Performance of a multiplexed dual analyte immunoassay for the early detection of non-small cell lung cancer
- PMID: 25880432
- PMCID: PMC4335536
- DOI: 10.1186/s12967-015-0419-y
Performance of a multiplexed dual analyte immunoassay for the early detection of non-small cell lung cancer
Abstract
Objectives: "PAULA's" test (Protein Assays Utilizing Lung cancer Analytes) is a novel multiplex immunoassay blood test that incorporates both tumor antigens and autoantibodies to determine the risk that lung cancer (LC) is present in individuals from a high-risk population. The test's performance characteristics were evaluated in a study using 380 retrospective clinical serum samples.
Methods: PAULA's test is performed on the Luminex xMAP technology platform, and detects a panel of 3 tumor antigens (CEA, CA-125, and CYFRA 21-1) and 1 autoantibody marker (NY-ESO-1). A training set (n = 230) consisting of 115 confirmed diagnoses of non-small cell lung carcinoma (NSCLC) cases and 115 age- and smoking history-matched controls was used to develop the LC predictive model. Data from an independent matched validation set (n = 150) was then used to evaluate the model developed, and determine the ability of the test to distinguish NSCLC cases from controls.
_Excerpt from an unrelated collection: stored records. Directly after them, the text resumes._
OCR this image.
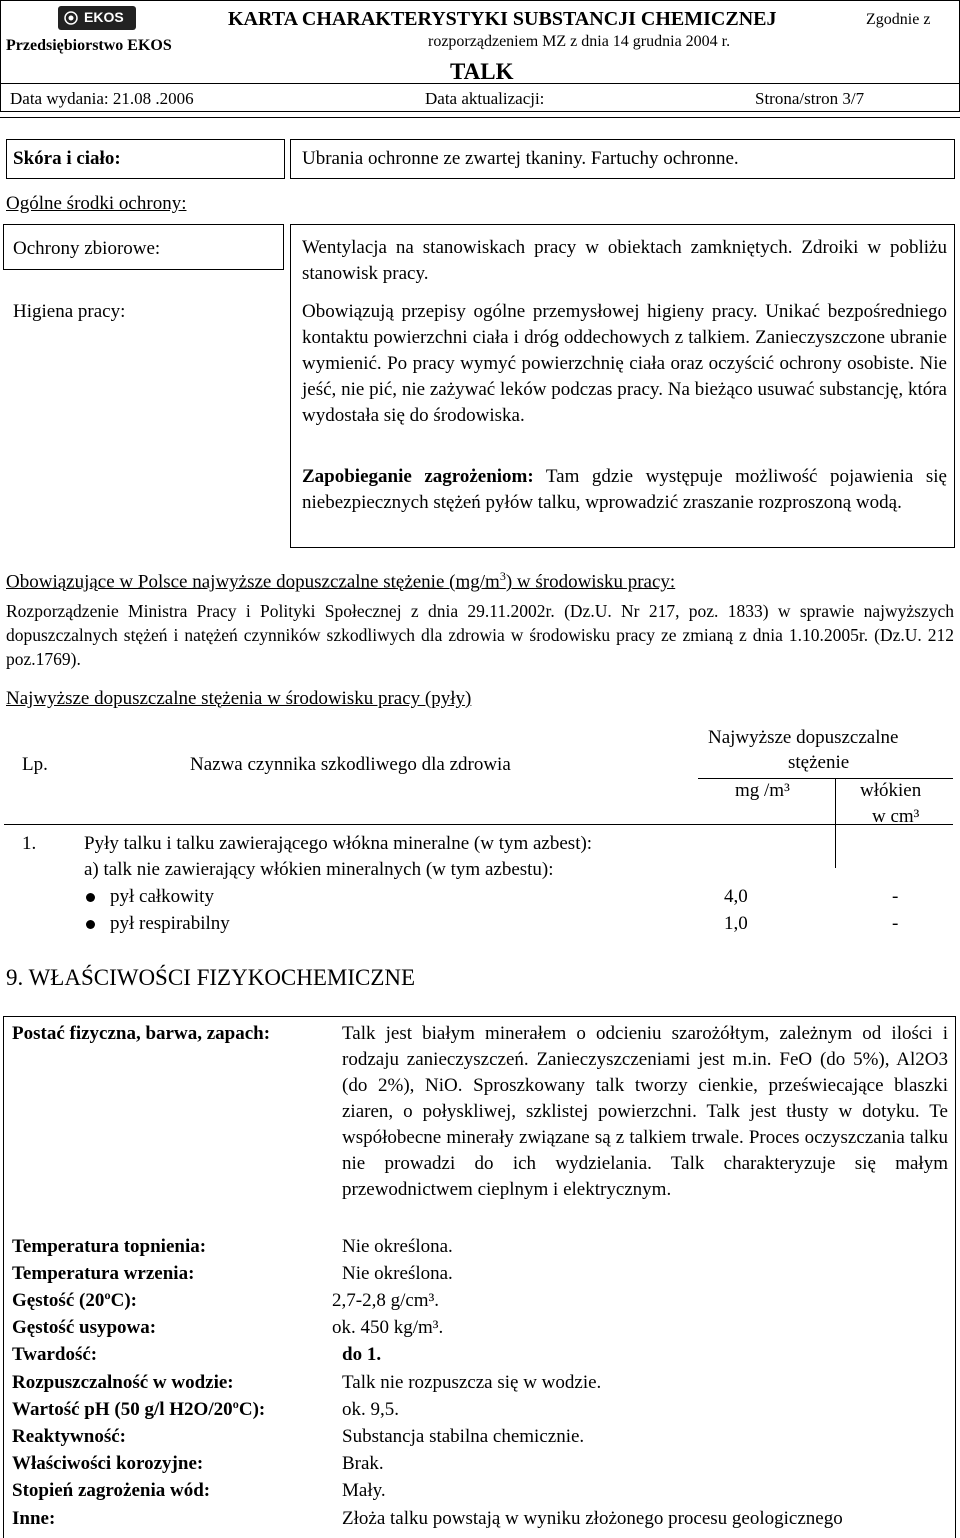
EKOS
Przedsiębiorstwo EKOS
KARTA CHARAKTERYSTYKI SUBSTANCJI CHEMICZNEJ	Zgodnie z
rozporządzeniem MZ z dnia 14 grudnia 2004 r.
TALK
Data wydania: 21.08 .2006	Data aktualizacji:	Strona/stron 3/7
Skóra i ciało:	Ubrania ochronne ze zwartej tkaniny. Fartuchy ochronne.
Ogólne środki ochrony:
Ochrony zbiorowe:	Wentylacja na stanowiskach pracy w obiektach zamkniętych. Zdroiki w pobliżu stanowisk pracy.
Higiena pracy:	Obowiązują przepisy ogólne przemysłowej higieny pracy. Unikać bezpośredniego kontaktu powierzchni ciała i dróg oddechowych z talkiem. Zanieczyszczone ubranie wymienić. Po pracy wymyć powierzchnię ciała oraz oczyścić ochrony osobiste. Nie jeść, nie pić, nie zażywać leków podczas pracy. Na bieżąco usuwać substancję, która wydostała się do środowiska.
Zapobieganie zagrożeniom: Tam gdzie występuje możliwość pojawienia się niebezpiecznych stężeń pyłów talku, wprowadzić zraszanie rozproszoną wodą.
Obowiązujące w Polsce najwyższe dopuszczalne stężenie $(mg/m^3)$ w środowisku pracy:
Rozporządzenie Ministra Pracy i Polityki Społecznej z dnia 29.11.2002r. (Dz.U. Nr 217, poz. 1833) w sprawie najwyższych dopuszczalnych stężeń i natężeń czynników szkodliwych dla zdrowia w środowisku pracy ze zmianą z dnia 1.10.2005r. (Dz.U. 212 poz.1769).
Najwyższe dopuszczalne stężenia w środowisku pracy (pyły)
Lp.	Nazwa czynnika szkodliwego dla zdrowia
Najwyższe dopuszczalne
stężenie
mg /m³	włókien
w cm³
1.	Pyły talku i talku zawierającego włókna mineralne (w tym azbest):
a) talk nie zawierający włókien mineralnych (w tym azbestu):
pył całkowity	4,0	-
pył respirabilny	1,0	-
9. WŁAŚCIWOŚCI FIZYKOCHEMICZNE
Postać fizyczna, barwa, zapach:	Talk jest białym minerałem o odcieniu szarożółtym, zależnym od ilości i rodzaju zanieczyszczeń. Zanieczyszczeniami jest m.in. FeO (do 5%), Al2O3 (do 2%), NiO. Sproszkowany talk tworzy cienkie, przeświecające blaszki ziaren, o połyskliwej, szklistej powierzchni. Talk jest tłusty w dotyku. Te współobecne minerały związane są z talkiem trwale. Proces oczyszczania talku nie prowadzi do ich wydzielania. Talk charakteryzuje się małym przewodnictwem cieplnym i elektrycznym.
Temperatura topnienia:	Nie określona.
Temperatura wrzenia:	Nie określona.
Gęstość (20ºC):	2,7-2,8 g/cm³.
Gęstość usypowa:	ok. 450 kg/m³.
Twardość:	do 1.
Rozpuszczalność w wodzie:	Talk nie rozpuszcza się w wodzie.
Wartość pH (50 g/l H2O/20ºC):	ok. 9,5.
Reaktywność:	Substancja stabilna chemicznie.
Właściwości korozyjne:	Brak.
Stopień zagrożenia wód:	Mały.
Inne:	Złoża talku powstają w wyniku złożonego procesu geologicznego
Results: The 4-biomarker panel was able to discriminate NSCLC cases from controls with 74% sensitivity, 80% specificity, and 0.81 AUC in the training set and with 77% sensitivity, 80% specificity, and 0.85 AUC in the independent validation set. The use of NY-ESO-1 autoantibodies substantially increased the overall sensitivity of NSCLC detection as compared to the 3 tumor markers alone. Overall, the multiplexed 4-biomarker panel assay demonstrated comparable performance to a previously employed 8-biomarker non-multiplexed assay.
Conclusions: These studies confirm the value of using a mixed panel of tumor antigens and autoantibodies in the early detection of NSCLC in high-risk individuals. The results demonstrate that the performance of PAULA's test makes it suitable for use as an aid to determine which high-risk patients need to be directed to appropriate noninvasive diagnostic follow-up testing, especially low-dose CT (LDCT).